Monday, 29 September, 2014

Experimenting within quantum theory is an extremely complex process, where common intuitions are regularly inverted within shifting reality. Over the years, several quantum features and methods of their study have been identified. An international group of scientists has investigated a new set of assumptions and proposed a novel experiment, to test the consequences of making quantum theory more intuitive.

“While quantum theory is the science behind almost all of our technology, its disconnect with our everyday intuitions is still worrisome and actively researched,” said lead author Associate Professor Daniel Terno from Macquarie University.

“How do you find your way in a reality which is shifting, where the opposites are allowed to co-exist? Moreover, how do you conduct experiments in it? These are the questions that must be answered when dealing with the floating world of quantum mechanics.”

Throughout the development of quantum theory, a set of reasonable ideas has led to strange paradoxes, such as Schrödinger’s cat, which is both dead and alive. Another result of quantum mechanics is that every object can behave as a particle or as a wave, given the right conditions.

Associate Professor Terno and colleagues proposed an experiment, using wave-particle duality as their starting point, to investigate a new and more comprehensible set of assumptions:

  1. Every object at any time is really a particle or a wave, but not both (objectivity).
  2. If you know enough you can predict everything (determinism).
  3. Speed of light is the ultimate limit (locality).

In taking these assumptions and applying them to an experiment, where the measuring device is controlled by a Schrödinger’s cat-like state, the research team reached some perplexing paradoxes.

“Only after the cat was found to be dead or alive were we able to tell if what we did was to look for a particle or for a wave,” said Associate Professor Terno. “Then these three innocent-looking ideas result in predictions that would contradict an experiment.
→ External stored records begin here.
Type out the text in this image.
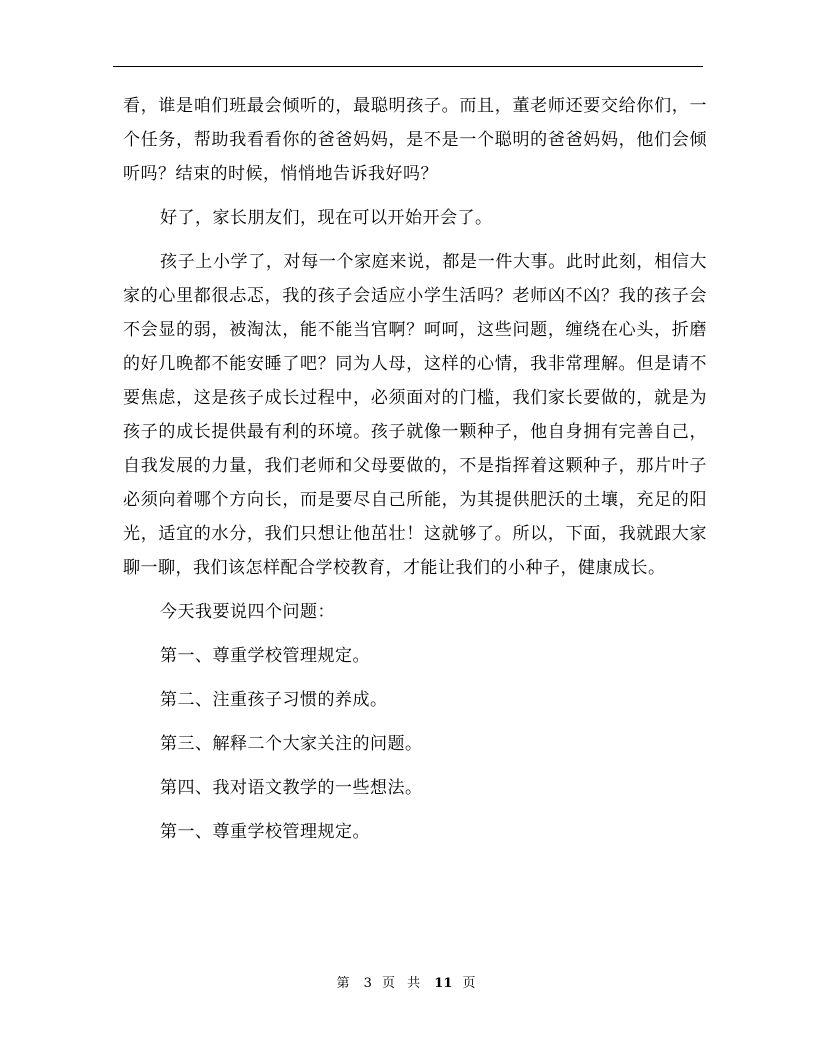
看，谁是咱们班最会倾听的，最聪明孩子。而且，董老师还要交给你们，一个任务，帮助我看看你的爸爸妈妈，是不是一个聪明的爸爸妈妈，他们会倾听吗？结束的时候，悄悄地告诉我好吗？

好了，家长朋友们，现在可以开始开会了。

孩子上小学了，对每一个家庭来说，都是一件大事。此时此刻，相信大家的心里都很忐忑，我的孩子会适应小学生活吗？老师凶不凶？我的孩子会不会显的弱，被淘汰，能不能当官啊？呵呵，这些问题，缠绕在心头，折磨的好几晚都不能安睡了吧？同为人母，这样的心情，我非常理解。但是请不要焦虑，这是孩子成长过程中，必须面对的门槛，我们家长要做的，就是为孩子的成长提供最有利的环境。孩子就像一颗种子，他自身拥有完善自己，自我发展的力量，我们老师和父母要做的，不是指挥着这颗种子，那片叶子必须向着哪个方向长，而是要尽自己所能，为其提供肥沃的土壤，充足的阳光，适宜的水分，我们只想让他茁壮！这就够了。所以，下面，我就跟大家聊一聊，我们该怎样配合学校教育，才能让我们的小种子，健康成长。

今天我要说四个问题：

第一、尊重学校管理规定。

第二、注重孩子习惯的养成。

第三、解释二个大家关注的问题。

第四、我对语文教学的一些想法。

第一、尊重学校管理规定。

第 3 页 共 11 页
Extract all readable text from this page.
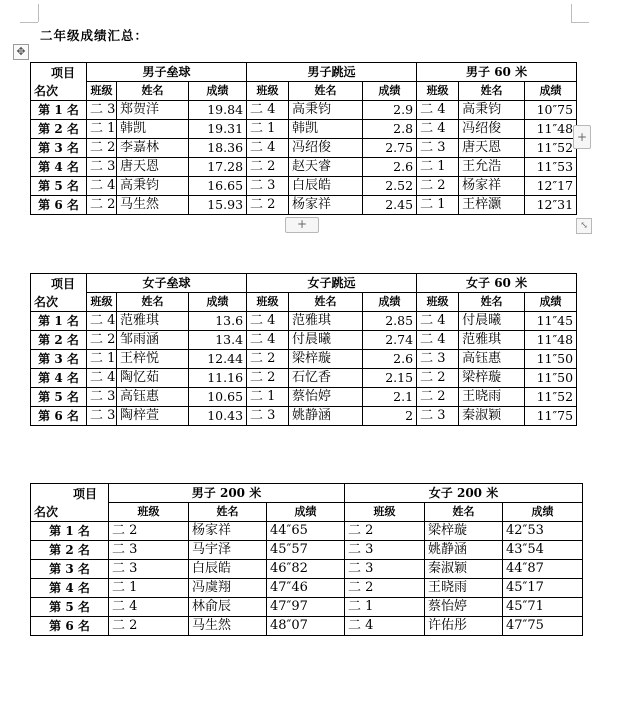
二年级成绩汇总：
✥
项目
名次	男子垒球			男子跳远			男子 60 米		
	班级	姓名	成绩	班级	姓名	成绩	班级	姓名	成绩
第 1 名	二 3	郑贺洋	19.84	二 4	高秉钧	2.9	二 4	高秉钧	10″75
第 2 名	二 1	韩凯	19.31	二 1	韩凯	2.8	二 4	冯绍俊	11″48
第 3 名	二 2	李嘉林	18.36	二 4	冯绍俊	2.75	二 3	唐天恩	11″52
第 4 名	二 3	唐天恩	17.28	二 2	赵天睿	2.6	二 1	王允浩	11″53
第 5 名	二 4	高秉钧	16.65	二 3	白辰皓	2.52	二 2	杨家祥	12″17
第 6 名	二 2	马生然	15.93	二 2	杨家祥	2.45	二 1	王梓灏	12″31
+
+
⤡
项目
名次	女子垒球			女子跳远			女子 60 米		
	班级	姓名	成绩	班级	姓名	成绩	班级	姓名	成绩
第 1 名	二 4	范雅琪	13.6	二 4	范雅琪	2.85	二 4	付晨曦	11″45
第 2 名	二 2	邹雨涵	13.4	二 4	付晨曦	2.74	二 4	范雅琪	11″48
第 3 名	二 1	王梓悦	12.44	二 2	梁梓璇	2.6	二 3	高钰惠	11″50
第 4 名	二 4	陶忆茹	11.16	二 2	石忆香	2.15	二 2	梁梓璇	11″50
第 5 名	二 3	高钰惠	10.65	二 1	蔡怡婷	2.1	二 2	王晓雨	11″52
第 6 名	二 3	陶梓萱	10.43	二 3	姚静涵	2	二 3	秦淑颖	11″75
项目
名次	男子 200 米			女子 200 米		
	班级	姓名	成绩	班级	姓名	成绩
第 1 名	二 2	杨家祥	44″65	二 2	梁梓璇	42″53
第 2 名	二 3	马宇泽	45″57	二 3	姚静涵	43″54
第 3 名	二 3	白辰皓	46″82	二 3	秦淑颖	44″87
第 4 名	二 1	冯虞翔	47″46	二 2	王晓雨	45″17
第 5 名	二 4	林俞辰	47″97	二 1	蔡怡婷	45″71
第 6 名	二 2	马生然	48″07	二 4	许佑彤	47″75
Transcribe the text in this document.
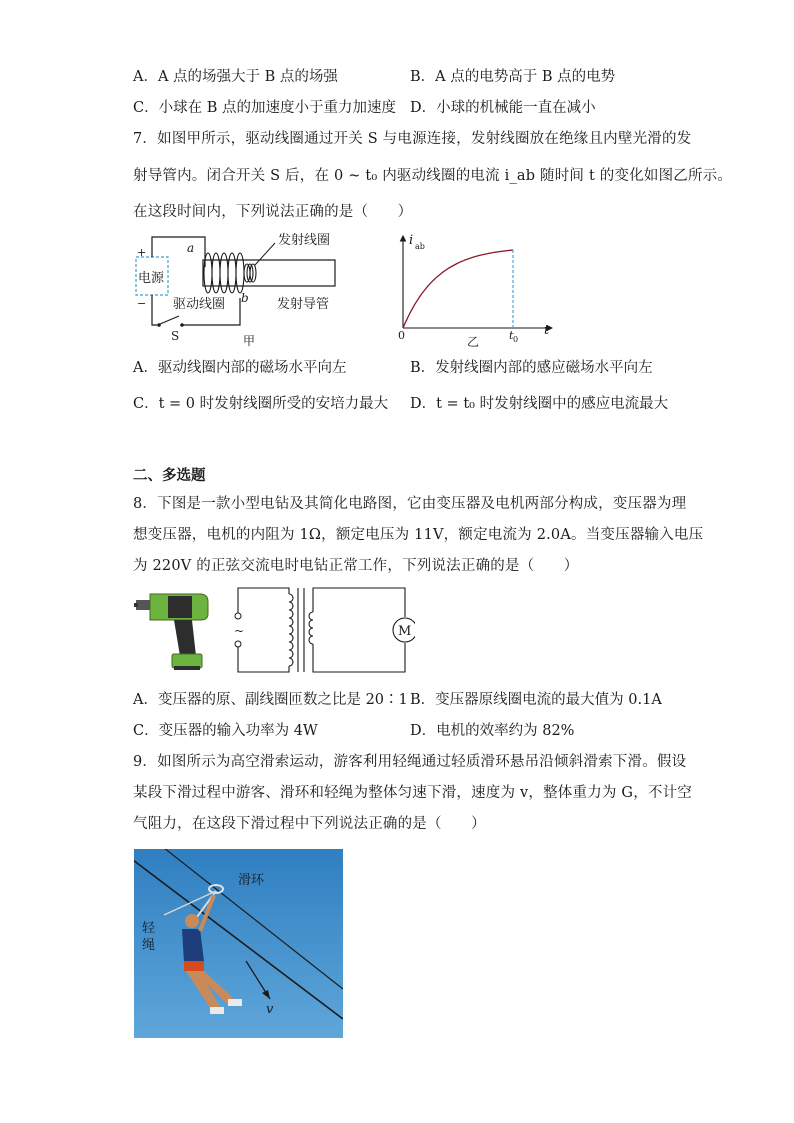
A．A 点的场强大于 B 点的场强	B．A 点的电势高于 B 点的电势
C．小球在 B 点的加速度小于重力加速度 D．小球的机械能一直在减小
7．如图甲所示，驱动线圈通过开关 S 与电源连接，发射线圈放在绝缘且内壁光滑的发
射导管内。闭合开关 S 后，在 0 ~ t₀ 内驱动线圈的电流 i_ab 随时间 t 的变化如图乙所示。
在这段时间内，下列说法正确的是（　　）
电源
+
−
S
a
b
发射线圈
驱动线圈	发射导管
甲
i ab
t
0	t 0
乙
A．驱动线圈内部的磁场水平向左	B．发射线圈内部的感应磁场水平向左
C．t = 0 时发射线圈所受的安培力最大 D．t = t₀ 时发射线圈中的感应电流最大
二、多选题
8．下图是一款小型电钻及其简化电路图，它由变压器及电机两部分构成，变压器为理
想变压器，电机的内阻为 1Ω，额定电压为 11V，额定电流为 2.0A。当变压器输入电压
为 220V 的正弦交流电时电钻正常工作，下列说法正确的是（　　）
~	M
A．变压器的原、副线圈匝数之比是 20∶1 B．变压器原线圈电流的最大值为 0.1A
C．变压器的输入功率为 4W	D．电机的效率约为 82%
9．如图所示为高空滑索运动，游客利用轻绳通过轻质滑环悬吊沿倾斜滑索下滑。假设
某段下滑过程中游客、滑环和轻绳为整体匀速下滑，速度为 v，整体重力为 G，不计空
气阻力，在这段下滑过程中下列说法正确的是（　　）
滑环
轻
绳
v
The universe simply does not work like that: you can see things to be real, or certain, but not both.”

Then the researchers tweaked their initial assumptions, replacing the third assumption with the requirement that how you set your detectors does not affect the system you study before they interact. This tweak led to another strange result: it is not only that our quantum world is not like that, but such a combination cannot be realised in any universe.

The experiment has since been realised by dozens of research groups worldwide and made complicated experiments much simpler, such as an experiment formerly requiring 40 m of optical cable now being performed on just a single chip. It has been published in the journal Nature Communications.